Favorite book when you were a child:
My mother read a wonderful, eclectic range of books to my brother and me, including A.A. Milne, Greek myths and the Odyssey. But I loved Thurber's My Life and Hard Times.
Your top five authors:
Shakespeare, Dostoyevsky, Tolstoy, Dickinson and Whitman. I know, I know, not very original, but those are they.
Book you've faked reading:
Well, I faked about a million while taking my comprehensive examinations in graduate school. But I'd have to say David Copperfield. No excuse, because it's a wonderful book. I promise to finish it!
Book you're an evangelist for:
The Four Quartets by T.S. Eliot. I would go to the library and play the old record of Eliot reading. Incredible.
Book you've bought for the cover:
I buy books for their covers all the time, but there is almost always something about the subject matter or author that draws me.
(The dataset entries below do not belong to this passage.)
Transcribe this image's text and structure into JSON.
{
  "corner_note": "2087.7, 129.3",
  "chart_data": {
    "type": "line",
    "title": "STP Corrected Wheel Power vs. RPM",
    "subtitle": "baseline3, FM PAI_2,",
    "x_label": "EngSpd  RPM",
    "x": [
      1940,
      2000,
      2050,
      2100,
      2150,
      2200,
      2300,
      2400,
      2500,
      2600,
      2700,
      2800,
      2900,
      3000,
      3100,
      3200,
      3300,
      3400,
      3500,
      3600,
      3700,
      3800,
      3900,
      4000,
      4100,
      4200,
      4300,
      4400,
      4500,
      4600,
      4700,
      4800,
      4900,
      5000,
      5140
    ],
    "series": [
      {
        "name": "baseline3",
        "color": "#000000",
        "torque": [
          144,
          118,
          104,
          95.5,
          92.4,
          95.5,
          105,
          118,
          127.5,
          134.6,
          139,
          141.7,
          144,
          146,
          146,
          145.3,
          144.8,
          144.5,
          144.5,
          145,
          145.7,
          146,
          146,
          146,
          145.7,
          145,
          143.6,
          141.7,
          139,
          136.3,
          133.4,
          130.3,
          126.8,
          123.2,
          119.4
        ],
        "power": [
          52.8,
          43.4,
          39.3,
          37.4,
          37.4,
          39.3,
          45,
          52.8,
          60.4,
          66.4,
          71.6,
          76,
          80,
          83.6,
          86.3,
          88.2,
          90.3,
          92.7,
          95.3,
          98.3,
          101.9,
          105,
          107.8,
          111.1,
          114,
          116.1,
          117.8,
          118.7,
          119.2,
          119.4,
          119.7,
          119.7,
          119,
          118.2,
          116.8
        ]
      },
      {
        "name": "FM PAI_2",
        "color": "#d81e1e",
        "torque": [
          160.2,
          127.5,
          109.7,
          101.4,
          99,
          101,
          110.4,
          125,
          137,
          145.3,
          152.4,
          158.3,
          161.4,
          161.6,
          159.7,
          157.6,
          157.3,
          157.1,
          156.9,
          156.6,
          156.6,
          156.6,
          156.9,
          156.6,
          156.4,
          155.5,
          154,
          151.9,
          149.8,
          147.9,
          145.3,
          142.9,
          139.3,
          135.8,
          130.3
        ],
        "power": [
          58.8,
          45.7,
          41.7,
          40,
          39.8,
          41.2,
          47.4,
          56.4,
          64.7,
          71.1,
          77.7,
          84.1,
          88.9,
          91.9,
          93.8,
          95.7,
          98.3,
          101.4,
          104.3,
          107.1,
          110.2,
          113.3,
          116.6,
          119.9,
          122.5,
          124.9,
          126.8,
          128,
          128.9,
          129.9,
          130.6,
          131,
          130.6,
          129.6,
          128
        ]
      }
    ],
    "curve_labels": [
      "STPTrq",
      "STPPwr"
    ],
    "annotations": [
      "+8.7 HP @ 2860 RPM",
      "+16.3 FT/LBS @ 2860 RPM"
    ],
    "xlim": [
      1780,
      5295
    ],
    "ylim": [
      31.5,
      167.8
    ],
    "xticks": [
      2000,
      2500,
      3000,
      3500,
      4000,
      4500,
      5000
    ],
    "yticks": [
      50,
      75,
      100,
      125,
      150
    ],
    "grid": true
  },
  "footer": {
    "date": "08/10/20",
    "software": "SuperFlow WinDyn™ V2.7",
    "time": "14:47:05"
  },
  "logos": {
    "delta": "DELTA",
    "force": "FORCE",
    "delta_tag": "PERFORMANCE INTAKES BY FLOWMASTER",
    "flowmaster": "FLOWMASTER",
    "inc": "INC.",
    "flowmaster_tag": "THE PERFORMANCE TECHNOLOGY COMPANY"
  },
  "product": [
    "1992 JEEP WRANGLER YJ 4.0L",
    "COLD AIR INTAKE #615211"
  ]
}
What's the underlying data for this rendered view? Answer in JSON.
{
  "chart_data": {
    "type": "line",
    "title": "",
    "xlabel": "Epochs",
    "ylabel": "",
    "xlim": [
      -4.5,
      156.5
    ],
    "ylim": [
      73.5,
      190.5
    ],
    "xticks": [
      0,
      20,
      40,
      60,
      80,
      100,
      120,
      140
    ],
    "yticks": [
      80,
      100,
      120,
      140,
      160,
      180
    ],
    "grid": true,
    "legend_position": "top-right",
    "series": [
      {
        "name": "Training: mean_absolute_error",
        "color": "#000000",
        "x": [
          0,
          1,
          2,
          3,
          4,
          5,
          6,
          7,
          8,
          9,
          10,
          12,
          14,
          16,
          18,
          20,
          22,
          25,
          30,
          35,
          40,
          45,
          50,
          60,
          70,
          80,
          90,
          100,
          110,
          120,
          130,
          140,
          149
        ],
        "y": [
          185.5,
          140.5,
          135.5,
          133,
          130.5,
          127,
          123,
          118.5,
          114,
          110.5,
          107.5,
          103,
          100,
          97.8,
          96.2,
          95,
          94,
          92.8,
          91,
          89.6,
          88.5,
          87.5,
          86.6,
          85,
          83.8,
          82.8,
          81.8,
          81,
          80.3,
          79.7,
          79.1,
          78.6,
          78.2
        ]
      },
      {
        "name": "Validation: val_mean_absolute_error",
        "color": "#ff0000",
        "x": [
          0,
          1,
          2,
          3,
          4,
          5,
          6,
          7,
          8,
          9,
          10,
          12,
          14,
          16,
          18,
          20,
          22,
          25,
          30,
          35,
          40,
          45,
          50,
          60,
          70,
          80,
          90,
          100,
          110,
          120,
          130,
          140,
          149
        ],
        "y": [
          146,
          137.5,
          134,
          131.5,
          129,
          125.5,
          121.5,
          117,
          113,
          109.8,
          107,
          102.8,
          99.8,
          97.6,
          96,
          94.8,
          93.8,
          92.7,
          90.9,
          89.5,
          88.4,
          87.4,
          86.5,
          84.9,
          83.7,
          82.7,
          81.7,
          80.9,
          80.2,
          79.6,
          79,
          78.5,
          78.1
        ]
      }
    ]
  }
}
Most recently I bought The Judgment of Paris: The Revolutionary Decade that Gave the World Impressionism by Ross King. I just thought the title sounded interesting. We'll see.
Book that changed your life:
The first novel I read was Steinbeck's Of Mice and Men. It was that book that made me understand the visceral power of writing to create a world, fill it with characters, and make the reader care deeply.
Favorite line from a book:
Can I cheat??? Can it be my favorite sentence instead of "line"? By Keats:
This living hand, now
warm and capable
Of earnest grasping, would, if it were cold
And in the icy silence of the tomb,
So haunt thy days and chill thy dreaming nights
That thou wouldst wish thine own heart dry of blood
So in my veins red life might stream again,
And thou be conscience-calmed--see here it is--
I hold it towards you.
Favorite quotation:
Oscar Wilde on his deathbed. "Either this wallpaper goes or I do!"
Book you most want to read again for the first time:
I know people will roll their eyes, but I have to say War and Peace. I even loved the historical digressions. Don Quixote is right there, too.